The task:  create an earthly replica of heaven; that is, the sacred Mt. Meru and the cosmic ocean that surrounds it.  Given a few decades, plus the resources of an empire that covered most of Southeast Asia, this was pretty much a snap:

After several centuries of deferred maintenance, Angkor may no longer be the world’s largest urban center; but improved airline connections have probably put it within reach of a greater number of people. We, for instance, went there (the modern city of Siem Reap) as the last stop on our bicycle tour.

That’s Angkor Wat in the picture above, seen shortly after dawn, both an early capital and the temple with the best name-recognition.

But of the dozen temples and other ruins accessible with a single wearable punch-card pass, the site that best brings out the tourist’s inner Indiana Jones may be Ta Prohm.

Nothing says “Lost World” quite like a delicate stone carving caught in the clutches of a strangler fig. This Buddhist monastery, abandoned in the 15th Century, vandalized by iconoclasts and then given only minimal restoration in recent years, provides a brooding backdrop for Hollywood blockbusters and whirlwind vacations alike.

Here’s our local guide Borin pointing out another mystery: two of the images on this column seem to resemble, respectively, a stegosaurus and a drawing by Maurice Sendak. The best theory is probably that these are the result of imaginative coincidences.  On the other hand, it was once asserted that Angkor’s wonders were produced on a single night by a divine Architect.
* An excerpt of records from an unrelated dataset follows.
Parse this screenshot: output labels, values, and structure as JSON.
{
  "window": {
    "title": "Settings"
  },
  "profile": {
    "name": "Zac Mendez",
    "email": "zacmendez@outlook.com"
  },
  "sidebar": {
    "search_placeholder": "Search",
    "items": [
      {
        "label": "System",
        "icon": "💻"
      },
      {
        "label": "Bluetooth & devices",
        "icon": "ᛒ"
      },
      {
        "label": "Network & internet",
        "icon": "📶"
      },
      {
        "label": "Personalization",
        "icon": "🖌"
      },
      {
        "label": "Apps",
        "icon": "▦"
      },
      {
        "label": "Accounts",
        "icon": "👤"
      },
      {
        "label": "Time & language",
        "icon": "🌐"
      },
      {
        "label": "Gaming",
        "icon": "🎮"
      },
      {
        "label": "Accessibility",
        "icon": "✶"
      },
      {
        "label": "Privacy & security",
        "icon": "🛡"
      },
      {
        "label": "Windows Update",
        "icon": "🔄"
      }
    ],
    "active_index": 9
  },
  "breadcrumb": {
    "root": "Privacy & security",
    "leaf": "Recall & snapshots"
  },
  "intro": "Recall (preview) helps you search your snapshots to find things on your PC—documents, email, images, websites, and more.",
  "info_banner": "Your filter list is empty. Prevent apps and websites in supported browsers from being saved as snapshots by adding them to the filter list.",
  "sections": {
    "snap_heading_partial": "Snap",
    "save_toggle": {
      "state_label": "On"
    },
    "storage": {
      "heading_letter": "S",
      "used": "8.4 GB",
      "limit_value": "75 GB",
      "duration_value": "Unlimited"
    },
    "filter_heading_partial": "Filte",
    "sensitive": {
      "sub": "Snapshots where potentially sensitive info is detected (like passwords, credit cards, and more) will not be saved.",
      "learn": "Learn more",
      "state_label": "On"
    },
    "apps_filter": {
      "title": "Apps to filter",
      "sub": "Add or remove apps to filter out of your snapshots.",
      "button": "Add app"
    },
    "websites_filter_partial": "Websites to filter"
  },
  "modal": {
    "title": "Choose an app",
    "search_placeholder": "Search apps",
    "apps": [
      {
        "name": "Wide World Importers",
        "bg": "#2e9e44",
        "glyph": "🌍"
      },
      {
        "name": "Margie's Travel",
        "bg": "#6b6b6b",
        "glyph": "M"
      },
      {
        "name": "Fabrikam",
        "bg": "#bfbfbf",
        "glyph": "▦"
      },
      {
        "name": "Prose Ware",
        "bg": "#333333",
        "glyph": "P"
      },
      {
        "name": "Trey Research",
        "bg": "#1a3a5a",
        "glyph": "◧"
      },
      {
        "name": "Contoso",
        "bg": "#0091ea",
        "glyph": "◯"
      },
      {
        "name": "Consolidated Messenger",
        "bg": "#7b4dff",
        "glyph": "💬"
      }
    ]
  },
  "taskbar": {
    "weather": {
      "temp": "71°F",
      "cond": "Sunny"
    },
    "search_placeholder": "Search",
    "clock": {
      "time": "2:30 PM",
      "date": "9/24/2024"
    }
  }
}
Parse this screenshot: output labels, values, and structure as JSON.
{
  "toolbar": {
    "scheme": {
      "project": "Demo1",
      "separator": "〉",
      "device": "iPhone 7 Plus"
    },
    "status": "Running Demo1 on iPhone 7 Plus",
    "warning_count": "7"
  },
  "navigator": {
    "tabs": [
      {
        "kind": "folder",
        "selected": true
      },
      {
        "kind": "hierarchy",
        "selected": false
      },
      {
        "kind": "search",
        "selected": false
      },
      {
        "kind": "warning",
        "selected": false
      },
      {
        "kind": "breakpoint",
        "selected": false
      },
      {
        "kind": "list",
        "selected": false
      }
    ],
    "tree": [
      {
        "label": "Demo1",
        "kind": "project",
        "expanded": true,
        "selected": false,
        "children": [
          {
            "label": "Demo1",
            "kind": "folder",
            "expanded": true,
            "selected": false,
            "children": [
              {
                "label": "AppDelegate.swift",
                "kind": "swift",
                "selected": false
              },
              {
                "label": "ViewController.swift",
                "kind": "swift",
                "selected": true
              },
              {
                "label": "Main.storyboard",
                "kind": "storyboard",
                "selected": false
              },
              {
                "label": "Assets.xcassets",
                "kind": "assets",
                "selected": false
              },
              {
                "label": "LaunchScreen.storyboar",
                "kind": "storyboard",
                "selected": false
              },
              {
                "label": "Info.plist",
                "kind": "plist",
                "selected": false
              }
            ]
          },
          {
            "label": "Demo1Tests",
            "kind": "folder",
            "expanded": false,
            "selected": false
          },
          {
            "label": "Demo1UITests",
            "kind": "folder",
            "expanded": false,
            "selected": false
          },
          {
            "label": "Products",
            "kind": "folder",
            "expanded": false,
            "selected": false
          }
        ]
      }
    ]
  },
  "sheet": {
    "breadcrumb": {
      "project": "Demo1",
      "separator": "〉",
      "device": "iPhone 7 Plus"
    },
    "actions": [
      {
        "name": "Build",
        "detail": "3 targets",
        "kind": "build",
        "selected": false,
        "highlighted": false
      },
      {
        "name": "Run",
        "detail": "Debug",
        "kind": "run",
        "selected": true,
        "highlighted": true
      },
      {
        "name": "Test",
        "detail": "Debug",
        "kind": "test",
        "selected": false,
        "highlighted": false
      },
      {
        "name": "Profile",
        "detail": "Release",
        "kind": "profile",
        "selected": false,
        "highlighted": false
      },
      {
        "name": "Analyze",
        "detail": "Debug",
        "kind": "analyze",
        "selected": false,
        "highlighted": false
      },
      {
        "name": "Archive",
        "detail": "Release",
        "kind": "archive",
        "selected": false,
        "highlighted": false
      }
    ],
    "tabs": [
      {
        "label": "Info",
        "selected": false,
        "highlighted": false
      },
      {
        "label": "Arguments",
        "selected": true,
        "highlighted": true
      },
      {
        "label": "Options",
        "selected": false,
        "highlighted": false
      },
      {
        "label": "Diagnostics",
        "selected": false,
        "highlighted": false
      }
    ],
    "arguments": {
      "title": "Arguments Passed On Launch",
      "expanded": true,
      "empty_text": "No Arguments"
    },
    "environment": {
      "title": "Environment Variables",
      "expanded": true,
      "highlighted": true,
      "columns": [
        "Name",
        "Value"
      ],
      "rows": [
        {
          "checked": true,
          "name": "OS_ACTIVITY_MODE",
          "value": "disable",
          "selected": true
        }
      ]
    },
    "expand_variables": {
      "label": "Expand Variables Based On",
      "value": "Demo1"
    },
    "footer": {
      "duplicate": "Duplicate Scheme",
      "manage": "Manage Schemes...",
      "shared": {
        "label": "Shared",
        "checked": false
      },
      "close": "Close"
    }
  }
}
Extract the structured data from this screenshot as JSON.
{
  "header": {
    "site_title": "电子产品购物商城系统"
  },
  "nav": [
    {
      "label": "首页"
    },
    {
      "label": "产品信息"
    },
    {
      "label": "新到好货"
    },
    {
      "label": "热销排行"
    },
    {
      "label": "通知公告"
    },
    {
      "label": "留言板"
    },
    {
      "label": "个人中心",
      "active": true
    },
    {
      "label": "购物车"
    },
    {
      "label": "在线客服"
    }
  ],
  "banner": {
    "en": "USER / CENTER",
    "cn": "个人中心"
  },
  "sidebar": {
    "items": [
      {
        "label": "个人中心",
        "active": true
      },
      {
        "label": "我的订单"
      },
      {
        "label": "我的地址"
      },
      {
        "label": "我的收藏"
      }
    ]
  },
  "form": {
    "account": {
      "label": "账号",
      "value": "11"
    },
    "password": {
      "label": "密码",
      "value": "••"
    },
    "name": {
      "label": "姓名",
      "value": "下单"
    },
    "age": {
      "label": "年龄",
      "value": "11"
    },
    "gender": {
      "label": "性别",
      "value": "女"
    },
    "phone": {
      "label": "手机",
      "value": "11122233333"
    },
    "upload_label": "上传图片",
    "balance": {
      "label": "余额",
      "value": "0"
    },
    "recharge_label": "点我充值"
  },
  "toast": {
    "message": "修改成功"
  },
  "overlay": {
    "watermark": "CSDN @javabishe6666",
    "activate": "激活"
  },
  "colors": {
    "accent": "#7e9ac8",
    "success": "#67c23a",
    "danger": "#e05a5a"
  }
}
The earliest of the works we see are Hindu monuments; some were re-purposed more than once as the predominant religion alternated with Buddhism, now by far the favorite. These are not the only attitudes that have changed:  Borin told us that the current older generation of Cambodians once wondered why the Americans hated them so much that they dropped bombs on them.  The younger folks view Americans favorably, regarding them as generous tippers.  He was our guide during our tour in Cambodia, working for Backroads; then, the next day, after the other guests had left, he was back as our fixer, on behalf of Trails of Indochina, making sure that we got not just to the airport okay, but into the best line for check-in.

By the way, it should not be imagined that the wonders of Southeast Asia are all visual.  By the time our trip was over, I had eaten, for the first time, jackfruit, dragon fruit, rambutan, mangosteen and longan.  And durian!  And — crickets!

Here a guide rides his personal bike. In Cambodia, Backroads uses only their version of the mountain bike, that is, their standard titanium frame but with fat tires and flat bars.